Jeśli te szacunki się potwierdzą, byłoby to ponad 20 mld euro więcej niż w obecnej siedmioletniej perspektywie finansowej. Do tego kolejne pieniądze będziemy mogli otrzymać z funduszu przeznaczonego na ogólnoeuropejskie projekty infrastrukturalne tworzące sieć połączeń drogowych, energetycznych czy gazowych.
Na ten cel ma być przeznaczone kolejne 40 mld euro. Szef Komisji Jose Manuel Barroso wspomniał w tym kontekście o połączeniach Niemiec, Polski i państw bałtyckich. Z tymi krajami budujemy połączenia sieci gazowej i energetycznej. Polityka spójności (376 mld) nadal ma być najbardziej kosztowną polityką Unii, podobnie jak polityka rolna. Na badanie i rozwój UE ma wydać 80 mld euro. Ogółem budżet na kolejne siedem lat ma wynieść 972,2 mld euro – wynika z propozycji przyjętej w środę przez KE.

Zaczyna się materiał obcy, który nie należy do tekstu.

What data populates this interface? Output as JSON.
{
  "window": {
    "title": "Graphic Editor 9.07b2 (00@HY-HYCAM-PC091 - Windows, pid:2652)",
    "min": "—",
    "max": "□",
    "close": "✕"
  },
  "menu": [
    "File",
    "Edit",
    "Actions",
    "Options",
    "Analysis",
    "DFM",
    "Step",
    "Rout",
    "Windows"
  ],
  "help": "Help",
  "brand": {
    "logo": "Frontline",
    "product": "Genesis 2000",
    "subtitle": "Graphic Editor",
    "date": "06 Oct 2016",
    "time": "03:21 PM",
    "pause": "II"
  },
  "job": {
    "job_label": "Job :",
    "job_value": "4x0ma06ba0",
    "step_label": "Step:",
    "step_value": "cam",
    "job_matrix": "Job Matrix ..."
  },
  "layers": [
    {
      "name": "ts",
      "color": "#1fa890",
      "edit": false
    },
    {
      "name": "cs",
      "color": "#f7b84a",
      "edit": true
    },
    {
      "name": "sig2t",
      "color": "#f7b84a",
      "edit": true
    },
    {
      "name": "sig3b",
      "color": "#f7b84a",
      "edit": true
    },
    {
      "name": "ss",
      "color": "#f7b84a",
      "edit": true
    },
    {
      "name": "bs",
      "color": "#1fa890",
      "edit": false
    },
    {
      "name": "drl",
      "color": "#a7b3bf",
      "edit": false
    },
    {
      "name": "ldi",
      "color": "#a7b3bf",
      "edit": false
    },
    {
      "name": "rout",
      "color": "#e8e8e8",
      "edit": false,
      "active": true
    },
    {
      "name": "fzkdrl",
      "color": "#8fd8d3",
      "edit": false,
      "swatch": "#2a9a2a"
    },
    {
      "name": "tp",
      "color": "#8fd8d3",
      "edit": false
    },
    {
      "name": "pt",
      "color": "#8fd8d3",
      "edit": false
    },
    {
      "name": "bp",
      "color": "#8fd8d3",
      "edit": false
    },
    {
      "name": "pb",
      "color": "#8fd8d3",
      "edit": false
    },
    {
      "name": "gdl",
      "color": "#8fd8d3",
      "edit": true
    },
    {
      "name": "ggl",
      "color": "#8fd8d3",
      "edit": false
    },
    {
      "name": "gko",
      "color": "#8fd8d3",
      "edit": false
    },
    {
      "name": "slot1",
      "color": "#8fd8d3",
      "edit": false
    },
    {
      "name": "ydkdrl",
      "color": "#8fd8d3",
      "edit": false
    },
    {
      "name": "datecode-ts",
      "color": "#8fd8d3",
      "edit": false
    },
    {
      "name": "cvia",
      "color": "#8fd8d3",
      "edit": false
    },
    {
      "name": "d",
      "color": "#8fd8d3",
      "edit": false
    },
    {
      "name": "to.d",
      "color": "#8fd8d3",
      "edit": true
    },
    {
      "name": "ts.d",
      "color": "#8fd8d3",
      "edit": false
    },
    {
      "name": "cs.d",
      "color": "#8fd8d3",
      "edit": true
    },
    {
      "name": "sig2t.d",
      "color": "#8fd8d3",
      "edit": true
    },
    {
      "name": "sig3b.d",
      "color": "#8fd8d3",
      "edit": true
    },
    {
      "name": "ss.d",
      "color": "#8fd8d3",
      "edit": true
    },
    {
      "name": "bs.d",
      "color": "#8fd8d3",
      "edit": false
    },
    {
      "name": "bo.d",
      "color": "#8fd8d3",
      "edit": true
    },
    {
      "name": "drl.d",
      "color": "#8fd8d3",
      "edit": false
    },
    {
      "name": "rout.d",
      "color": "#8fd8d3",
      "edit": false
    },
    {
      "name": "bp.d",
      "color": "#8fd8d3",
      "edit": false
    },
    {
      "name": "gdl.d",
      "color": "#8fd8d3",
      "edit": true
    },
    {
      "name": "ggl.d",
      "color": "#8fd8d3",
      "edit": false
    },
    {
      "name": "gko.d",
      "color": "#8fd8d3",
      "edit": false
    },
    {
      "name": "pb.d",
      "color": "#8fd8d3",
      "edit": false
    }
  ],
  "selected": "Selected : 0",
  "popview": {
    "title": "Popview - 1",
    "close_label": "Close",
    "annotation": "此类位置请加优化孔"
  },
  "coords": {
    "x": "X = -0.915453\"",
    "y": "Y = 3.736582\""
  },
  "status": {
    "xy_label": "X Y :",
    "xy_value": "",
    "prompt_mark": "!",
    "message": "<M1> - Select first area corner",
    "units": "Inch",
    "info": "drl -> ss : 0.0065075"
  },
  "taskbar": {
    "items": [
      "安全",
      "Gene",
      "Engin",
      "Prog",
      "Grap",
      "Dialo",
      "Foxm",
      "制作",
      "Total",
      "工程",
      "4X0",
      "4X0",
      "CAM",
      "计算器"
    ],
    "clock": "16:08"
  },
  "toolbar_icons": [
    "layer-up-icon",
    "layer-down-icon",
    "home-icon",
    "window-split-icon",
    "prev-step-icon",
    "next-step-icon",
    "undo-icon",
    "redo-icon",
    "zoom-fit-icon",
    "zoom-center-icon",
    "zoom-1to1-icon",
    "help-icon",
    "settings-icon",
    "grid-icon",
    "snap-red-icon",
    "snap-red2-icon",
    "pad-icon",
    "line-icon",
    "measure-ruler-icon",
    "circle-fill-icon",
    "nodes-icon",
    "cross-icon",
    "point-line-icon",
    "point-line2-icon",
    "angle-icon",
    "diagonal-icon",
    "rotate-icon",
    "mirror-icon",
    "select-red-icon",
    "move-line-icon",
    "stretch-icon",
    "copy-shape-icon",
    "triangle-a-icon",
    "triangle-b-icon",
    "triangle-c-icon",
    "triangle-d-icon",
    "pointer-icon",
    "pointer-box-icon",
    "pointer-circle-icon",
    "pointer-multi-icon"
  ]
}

– Europa potrzebuje wzrostu – mówił wczoraj Barroso, przedstawiając projekt. Bronił też solidarności europejskiej zakładającej pomoc najsłabiej rozwiniętym krajom. Ale projekt zaprezentowany przez KE to dopiero początek walki, bo w tej wersji ma wielu przeciwników w państwach, które są europejskimi płatnikami netto. Część z nich – np. Holandia czy Wielka Brytania – chciałaby okroić cały budżet lub przynajmniej politykę spójności. Teraz zaczną się konsultacje polityczne, podczas których KE – w ramach osiągania kompromisu – będzie mogła obniżać wysokość unijnych wydatków. Przy tak ogromnym budżecie pole manewru jest duże.